Gibbs v. State

41 Ga. App. 574 | Ga. Ct. App. | 1930

Luke, J.

The defendant was convicted of manslaughter, and she excepts to the overruling of her motion for a new trial. The evidence in substance shows that the defendant, Laura Gibbs, and one Charles Metcalf had been living together for several years; that Metcalf was a bootlegger and kept his whisky at the home of Bertha Piper, the deceased, and often stayed there during the day and until late at night; that on the night of the killing the defendant went to the home of Bertha Piper for Metcalf, and stated that she wasn’t going to come there another time to call him out of that house; that a row between the three ensued; that Bertha Piper told Metcalf to take his whisky and give her her key, and that she followed Metcalf and the defendant to their home, endeavoring to get her key; that Laura Gibbs procured a pistol and shot Bertha Piper, and from the wound thus inflicted Bertha Piper died about two weeks later.

The 1st special ground of the motion for a new trial, alleging that the evidence did not show intent to kill or malice, is but an amplification of the general grounds, and is without merit, as is shown by the record.

The 2d and 3d special grounds of the motion allege error because the court erred in admitting certain evidence as to the defendant and Charles Metcalf living together. Since the evidence shows that Metcalf was the defendant’s “man,” and that he had been spending considerable time at the home of the deceased woman, and that the defendant went there about midnight after him, and stated that she wasn’t “going to come there nary nother time and call him out of that house,” and said to the deceased, “Dad [Met-calf] is paying your rent,” this evidence • as to the relation between the defendant and Metcalf was admissible to show motive, — jealousy on the part of the defendant.

*576On Wednesday night the deceased stated that she knew she' was not going to get well, and thereafter made certain statements relative to the homicide, and died the next morning. The defendant objected to the admission of evidence as to these statements, on the ground that the evidence did not come up to the standard of dying declarations. “A prima facie case is all that is necessary to carry dying declarations to the jury. When this has been made out, the declarations are admitted, and the ultimate determination as to whether or not the person making them was in articulo mortis and realized that death was impending is for the jury.” Findley v. State, 125 Ga. 579 (54 S. E. 106); Bird v. State, 128 Ga. 253 (3) (57 S. E. 320); Anderson v. State, 122 Ga. 161 (50 S. E. 46); Dumas v. State, 62 Ga. 58(2). The nature of this evidence and the charge of the court relative to dying declarations renders this ground of the motion without merit.

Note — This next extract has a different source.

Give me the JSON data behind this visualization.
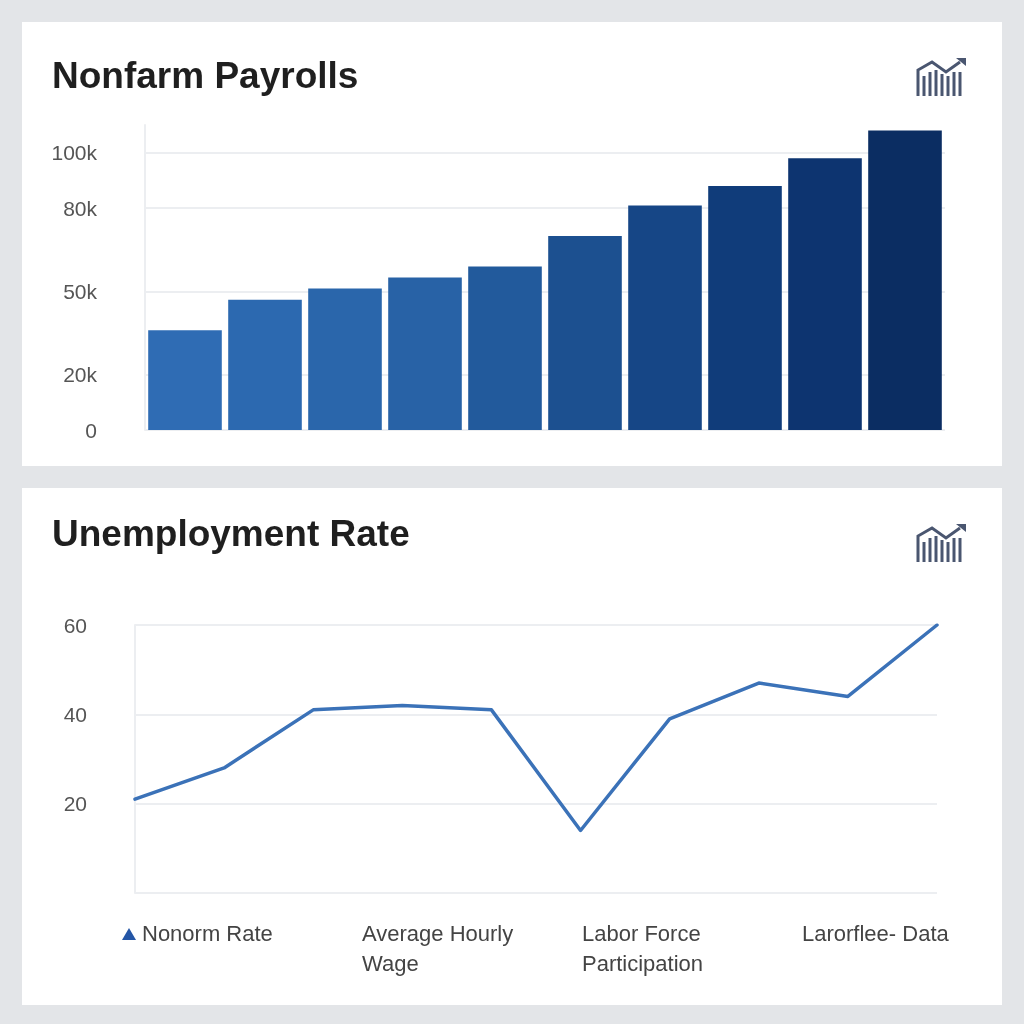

The 5th special ground of the motion alleges error because the court “ declined to allow alleged misquoted evidence read” to the jury. The ground does not set out the evidence or even show the nature thereof, or show how the solicitor misquoted it, or what he said, or how it was harmful or prejudicial to the accused. The ground is not complete and understandable within itself and can not be considered by this court. Trammell v. Shirley, 38 Ga. App. 710, 715, rule 14 (145 S. E. 486); Smith v. State, 38 Ga. App. 748, 751 (145 S. E. 526).

The 6th special ground alleges error because of improper argument by the assistant prosecuting attorney during the trial of the case. There was no motion for a mistrial. “Exceptions to prejudicial remarks made by the court upon the trial of a criminal case, or like remarks made by the solicitor-general in his argument to the jury, can not be considered by this court, unless a motion for a mistrial based thereon was made and denied.” Redd v. State, 28 Ga. App. 483 (111 S. E. 685), and cit. Under this ruling the 6th special ground of the motion raises no question for determination by this court.

The 7th special ground of the motion, alleging that the court erred in refusing an oral request “to charge the jury that the State was the one guilty of withholding evidence,” is without merit. Furthermore, there is nothing in the ground to show what evidence was withheld or that the State withheld any evidence.

*577The evidence amply authorized the verdict, which has the approval of the trial judge, and the court did not err in overruling the motion for a new trial.

Judgment affirmed.

Broyles, G. J., and Bloodworlh, J., concur.